8. Russia bids at U.N. for vast Arctic territories

Russia has submitted its bid for vast territories in the Arctic to the United Nations, the Foreign Ministry said on Tuesday.

The ministry said in a statement that Russia is claiming 1.2 million square km of Artic sea shelf extending more than 650 km from the shore.

Russia, the U.S., Canada, Denmark and Norway have all been trying to assert jurisdiction over parts of the Arctic, which is believed to hold up to a quarter of the planet’s undiscovered oil and gas. Rivalry for Arctic resources has intensified as shrinking polar ice is opening up new opportunities for exploration.

Russia was the first to submit its claim in 2002, but the U.N. sent it back for lack of evidence.

The ministry said that the resubmitted bid contains new arguments. “Ample scientific data collected in years of Arctic research are used to back the Russian claim,” it said.

Russia expects the U.N. Commission on the Limits of the Continental Shelf to start looking at its bid in the fall, the ministry said.

In 2007, Moscow staked a symbolic claim to the Arctic seabed by dropping a canister containing the Russian flag on the ocean floor from a small submarine at the North Pole. Amid tensions with the West over Ukraine, the Kremlin also has moved to beef up Russian military forces in the Arctic. — AP

9. Amalendu Krishna of TIFR wins Ramanujan Prize

Dr. Krishna has been honoured for his contributions in the area of algebraic K-theory, algebraic cycles and theory of motives.

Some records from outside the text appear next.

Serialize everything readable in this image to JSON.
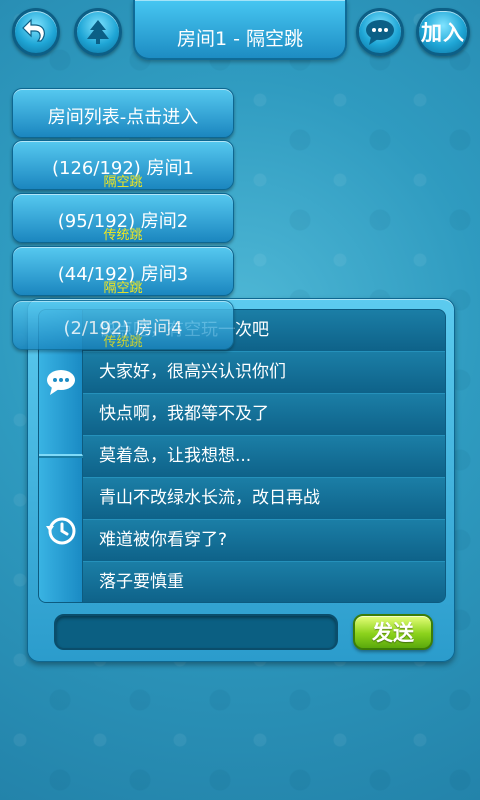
{
  "header": {
    "title": "房间1 - 隔空跳",
    "back_icon": "back-arrow-icon",
    "home_icon": "tree-icon",
    "chat_icon": "chat-bubble-icon",
    "join_label": "加入"
  },
  "rooms": {
    "header_label": "房间列表-点击进入",
    "items": [
      {
        "label": "(126/192) 房间1",
        "mode": "隔空跳"
      },
      {
        "label": "(95/192) 房间2",
        "mode": "传统跳"
      },
      {
        "label": "(44/192) 房间3",
        "mode": "隔空跳"
      },
      {
        "label": "(2/192) 房间4",
        "mode": "传统跳"
      }
    ]
  },
  "chat": {
    "tabs": [
      "chat-bubble-icon",
      "history-clock-icon"
    ],
    "messages": [
      "快点吧，有空玩一次吧",
      "大家好，很高兴认识你们",
      "快点啊，我都等不及了",
      "莫着急，让我想想...",
      "青山不改绿水长流，改日再战",
      "难道被你看穿了?",
      "落子要慎重"
    ],
    "input_value": "",
    "send_label": "发送"
  },
  "colors": {
    "accent": "#1fa6d6",
    "mode_text": "#f4e81c",
    "send_green": "#8cd21c"
  }
}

The Ramanujan Prize for 2015 has been won by mathematician Amalendu Krishna of the Tata Institute of Fundamental Research, Mumbai. The prize is awarded jointly by the International Centre for Theoretical Physics (ICTP), Italy, the Department of Science and Technology, Government of India, and the International Mathematical Union (IMU) to a person under 45 working in a developing country.

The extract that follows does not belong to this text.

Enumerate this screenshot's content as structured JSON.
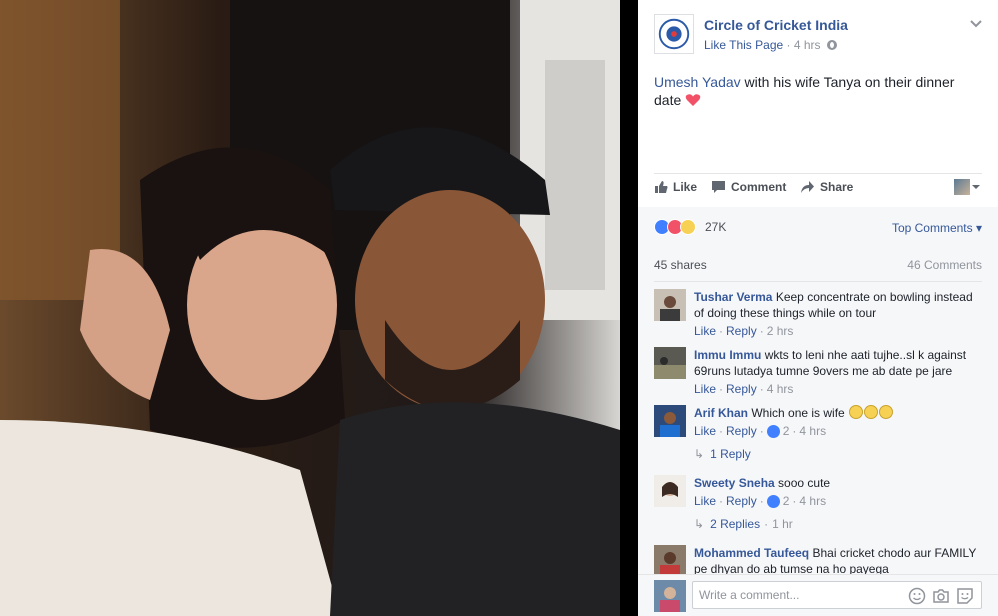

Dr. Krishna has been recognised for outstanding contributions in the area of algebraic K-theory, algebraic cycles and the theory of motives. “I feel happy that this prize will motivate more young Indians to pursue science and do well in that. It means a lot … to see my family feeling proud of my work,” he said.

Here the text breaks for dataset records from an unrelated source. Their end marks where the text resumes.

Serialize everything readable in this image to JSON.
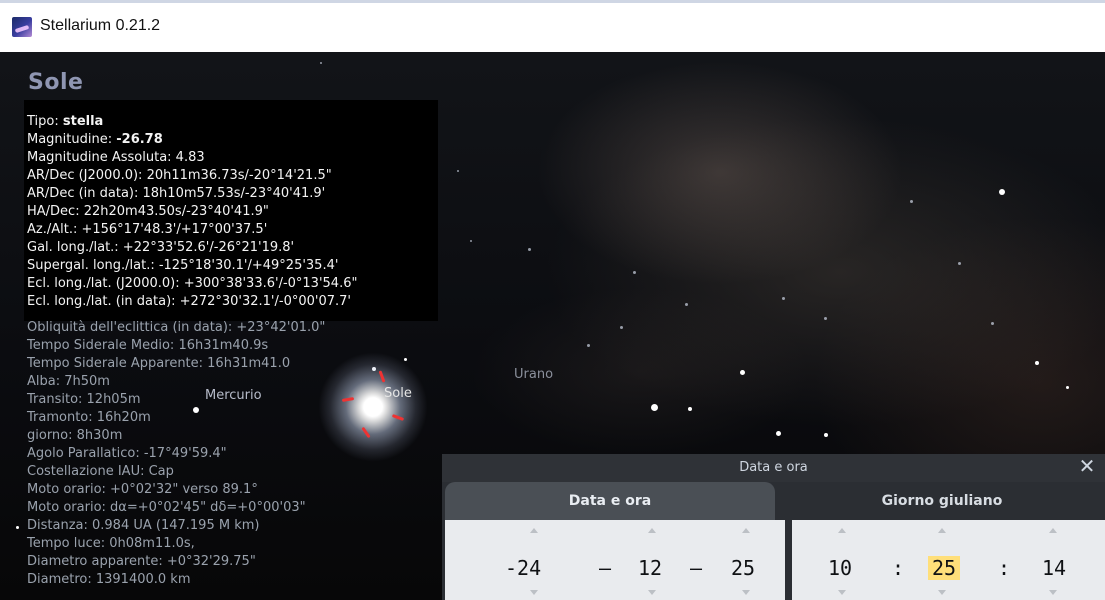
{
  "window": {
    "title": "Stellarium 0.21.2",
    "app_icon": "stellarium-icon"
  },
  "object": {
    "name": "Sole",
    "type_label": "Tipo: ",
    "type_value": "stella",
    "mag_label": "Magnitudine: ",
    "mag_value": "-26.78",
    "lines_black": [
      "Magnitudine Assoluta: 4.83",
      "AR/Dec (J2000.0): 20h11m36.73s/-20°14'21.5\"",
      "AR/Dec (in data): 18h10m57.53s/-23°40'41.9'",
      "HA/Dec: 22h20m43.50s/-23°40'41.9\"",
      "Az./Alt.: +156°17'48.3'/+17°00'37.5'",
      "Gal. long./lat.: +22°33'52.6'/-26°21'19.8'",
      "Supergal. long./lat.: -125°18'30.1'/+49°25'35.4'",
      "Ecl. long./lat. (J2000.0): +300°38'33.6'/-0°13'54.6\"",
      "Ecl. long./lat. (in data): +272°30'32.1'/-0°00'07.7'"
    ],
    "lines_dim": [
      "Obliquità dell'eclittica (in data): +23°42'01.0\"",
      "Tempo Siderale Medio: 16h31m40.9s",
      "Tempo Siderale Apparente: 16h31m41.0",
      "Alba: 7h50m",
      "Transito: 12h05m",
      "Tramonto: 16h20m",
      "giorno: 8h30m",
      "Agolo Parallatico: -17°49'59.4\"",
      "Costellazione IAU: Cap",
      "Moto orario: +0°02'32\" verso 89.1°",
      "Moto orario: dα=+0°02'45\" dδ=+0°00'03\"",
      "Distanza: 0.984 UA (147.195 M km)",
      "Tempo luce: 0h08m11.0s,",
      "Diametro apparente: +0°32'29.75\"",
      "Diametro: 1391400.0 km"
    ]
  },
  "sky_labels": {
    "mercury": "Mercurio",
    "sun": "Sole",
    "uranus": "Urano"
  },
  "datetime_panel": {
    "title": "Data e ora",
    "close_glyph": "✕",
    "tabs": [
      {
        "label": "Data e ora"
      },
      {
        "label": "Giorno giuliano"
      }
    ],
    "date": {
      "year": "-24",
      "sep1": "–",
      "month": "12",
      "sep2": "–",
      "day": "25"
    },
    "time": {
      "hour": "10",
      "sep1": ":",
      "minute": "25",
      "sep2": ":",
      "second": "14"
    }
  },
  "colors": {
    "title_accent": "#8f96b2",
    "highlight": "#ffdf7a",
    "sun_markers": "#e33"
  }
}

M.S. Raghunathan, a member of the selection committee and Professor at the Indian Institute of Technology, Bombay, said Dr. Krishna was among the top mathematicians under 45 in the country. “His work in algebraic geometry (more specifically about cycles and motives) has attracted considerable attention. He has been attacking some hard problems and has come up with some very original ideas that constitute significant progress on them,” he said.

The website of the Ramanujan Prize says the selection committee will, in particular, favour those candidates who have overcome adversity. Can the word “adversity” apply to working in places like India or China? Professor Raghunathan said: “People have raised the issue … eventually the IMU and the ICTP decided that while there are institutions in these countries where the conditions are good, a large majority of researchers still work in difficult conditions compared with their Western counterparts. This is an issue over which the Abel Foundation [which funded the prize originally] withdrew its support for the prize, and the Department of Science and Technology stepped in with the necessary funding.”

Dr. Krishna is from Bihar and did his schooling and early college education there. “[Born into a middle class family and] growing in the conditions of disadvantage, it was very difficult to motivate oneself to take up science as a profession. There was not much happening around to help students orient themselves. I was then lucky to join the Indian Statistical Institute in Kolkata … I worked hard and eventually survived,” he said.

The pure and challenging nature of maths keeps him hooked. “This subject is often so complex that most of the problems I try to solve, I land up not able to solve. That keeps me always grounded,” he said.

Instituted in 2005, the Ramanujan Prize carries a citation and a cash of $15,000. The winner is invited to give a talk at the ICTP.

This is the second time it is being awarded to an Indian, with Sujatha Ramadorai having won it in 2006.